Particular Solution for y'' -5y' +6y = te^t with Simple Roots

[flyingpig]

Homework Statement

Find a particular soln

$$y'' -5y' +6y = te^t$$


The characteristic eqtn is $$r^2 - 5r + 6 = (r - 2)(r - 3)$$

r = 2, 3

According to my book

[PLAIN]http://img202.imageshack.us/img202/4539/unledxe.jpg

So I thought

$$y = t(At + A_0)e^{2t} + t(Bt + B_0)e^{3t}$$


But not working...

what exatly is a simple root?

 

[micromass]

Hi flyingpig!

You seemed to use r=2 and r=3, which is incorrect.
What is the correct r? You only need to look at the right-hand side of

$$y^{\prime\prime}-5y^\prime+6y=te^t$$

 

[Mark44]

To elaborate on what micromass said, r = 2 and r = 3 are roots of the characteristic equation, meaning that e^2t and e^3t are solutions of the homogeneous equation y'' - 5y' + 6y = 0. All solutions of this equation have the form y_c = c₁e^2t + c₂e^3t, where y_c is the complementary solution (the solution to the homogeneous problem).

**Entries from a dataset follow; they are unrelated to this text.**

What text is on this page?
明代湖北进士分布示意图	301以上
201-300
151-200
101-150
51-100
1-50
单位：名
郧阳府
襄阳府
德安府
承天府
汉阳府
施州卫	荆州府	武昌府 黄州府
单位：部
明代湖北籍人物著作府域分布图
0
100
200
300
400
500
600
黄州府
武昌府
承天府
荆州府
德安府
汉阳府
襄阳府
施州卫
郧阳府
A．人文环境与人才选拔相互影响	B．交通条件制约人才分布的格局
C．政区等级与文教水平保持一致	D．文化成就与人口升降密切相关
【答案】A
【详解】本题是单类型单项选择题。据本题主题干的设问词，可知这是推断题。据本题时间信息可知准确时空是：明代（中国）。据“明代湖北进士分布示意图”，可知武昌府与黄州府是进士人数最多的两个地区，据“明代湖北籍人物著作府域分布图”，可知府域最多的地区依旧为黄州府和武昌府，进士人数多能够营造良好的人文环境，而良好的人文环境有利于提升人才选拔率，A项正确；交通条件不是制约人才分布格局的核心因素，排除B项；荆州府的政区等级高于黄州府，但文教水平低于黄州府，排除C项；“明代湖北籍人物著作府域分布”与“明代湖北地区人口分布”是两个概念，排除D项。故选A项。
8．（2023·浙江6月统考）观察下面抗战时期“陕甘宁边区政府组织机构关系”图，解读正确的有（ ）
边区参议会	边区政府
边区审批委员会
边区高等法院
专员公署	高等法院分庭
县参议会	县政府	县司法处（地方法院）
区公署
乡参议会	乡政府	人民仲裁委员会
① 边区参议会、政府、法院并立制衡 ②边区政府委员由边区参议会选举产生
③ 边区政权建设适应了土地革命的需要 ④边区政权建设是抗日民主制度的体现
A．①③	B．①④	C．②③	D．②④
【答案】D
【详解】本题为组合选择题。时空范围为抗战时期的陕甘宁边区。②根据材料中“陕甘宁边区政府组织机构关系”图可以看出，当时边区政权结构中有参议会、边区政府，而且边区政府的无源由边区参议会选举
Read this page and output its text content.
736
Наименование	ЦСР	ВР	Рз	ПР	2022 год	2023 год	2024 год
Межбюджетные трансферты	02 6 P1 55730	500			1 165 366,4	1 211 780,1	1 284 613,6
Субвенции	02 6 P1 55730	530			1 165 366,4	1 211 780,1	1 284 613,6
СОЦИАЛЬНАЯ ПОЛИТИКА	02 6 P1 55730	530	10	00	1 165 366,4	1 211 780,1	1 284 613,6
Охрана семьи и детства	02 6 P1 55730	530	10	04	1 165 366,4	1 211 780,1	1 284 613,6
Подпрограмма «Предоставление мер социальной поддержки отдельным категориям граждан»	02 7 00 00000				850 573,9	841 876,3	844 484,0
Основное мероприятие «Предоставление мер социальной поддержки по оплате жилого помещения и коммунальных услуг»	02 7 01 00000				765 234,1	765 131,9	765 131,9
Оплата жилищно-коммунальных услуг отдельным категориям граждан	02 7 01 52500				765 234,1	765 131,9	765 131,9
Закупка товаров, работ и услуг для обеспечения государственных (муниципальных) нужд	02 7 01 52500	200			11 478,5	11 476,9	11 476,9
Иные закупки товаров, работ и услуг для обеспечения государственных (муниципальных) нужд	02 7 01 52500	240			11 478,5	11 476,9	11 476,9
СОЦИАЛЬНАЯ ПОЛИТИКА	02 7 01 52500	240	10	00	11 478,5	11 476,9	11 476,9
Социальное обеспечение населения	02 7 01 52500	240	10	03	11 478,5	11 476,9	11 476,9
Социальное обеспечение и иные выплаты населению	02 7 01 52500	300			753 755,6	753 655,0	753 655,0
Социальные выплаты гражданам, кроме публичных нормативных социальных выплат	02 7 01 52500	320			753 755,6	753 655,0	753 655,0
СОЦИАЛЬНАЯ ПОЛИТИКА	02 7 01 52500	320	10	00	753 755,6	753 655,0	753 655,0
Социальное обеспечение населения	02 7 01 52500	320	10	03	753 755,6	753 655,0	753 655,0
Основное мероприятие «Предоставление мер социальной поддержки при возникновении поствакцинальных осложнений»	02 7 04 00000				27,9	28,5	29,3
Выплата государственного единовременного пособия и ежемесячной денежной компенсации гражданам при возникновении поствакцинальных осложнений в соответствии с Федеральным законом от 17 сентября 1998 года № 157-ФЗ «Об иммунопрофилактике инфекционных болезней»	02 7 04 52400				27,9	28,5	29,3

What you're asked for is a particular solution of the equation y'' - 5y' + 6y = te^t. This solution will involve e^t, but won't involve e^2t or e^3t.

 

[hunt_mat]

I would try a particular solution of the form:
$$y_{p}=ate^{t}+be^{t}$$

 

[flyingpig]

But that's what (14) says

 

[hunt_mat]

and did you try it?

 

[flyingpig]

$$y = t(At + A_0)e^{t}$$?

 

[ehild]

No. It is not the same function hunt_mat suggested. Try that. ehild

 

[Mark44]

$$y = t(At + A_0)e^{t}$$?

You're not reading the problem correctly, particularly item (i).
"s = 0 if r is not a root of the associated auxiliary equation."

 

[flyingpig]

You're not reading the problem correctly, particularly item (i).
"s = 0 if r is not a root of the associated auxiliary equation."

Yeah I don't understand what dose that mean? r is a root, i have two??

 

[micromass]

r has nothing to do with the characteristic equation. r is determined by the right-hand side of the equation, that is: $te^t$.
Thus t=1 here.

Now, to determine s, the characteristic equation does come into play. You'll need to check whether r is a root of the characteristic equation.

 

[flyingpig]

r has nothing to do with the characteristic equation. r is determined by the right-hand side of the equation, that is: $te^t$.
Thus t=1 here.

Now, to determine s, the characteristic equation does come into play. You'll need to check whether r is a root of the characteristic equation.

That clears up ALOT.

Just one other thing. Is the table one of those things yo just have to remember?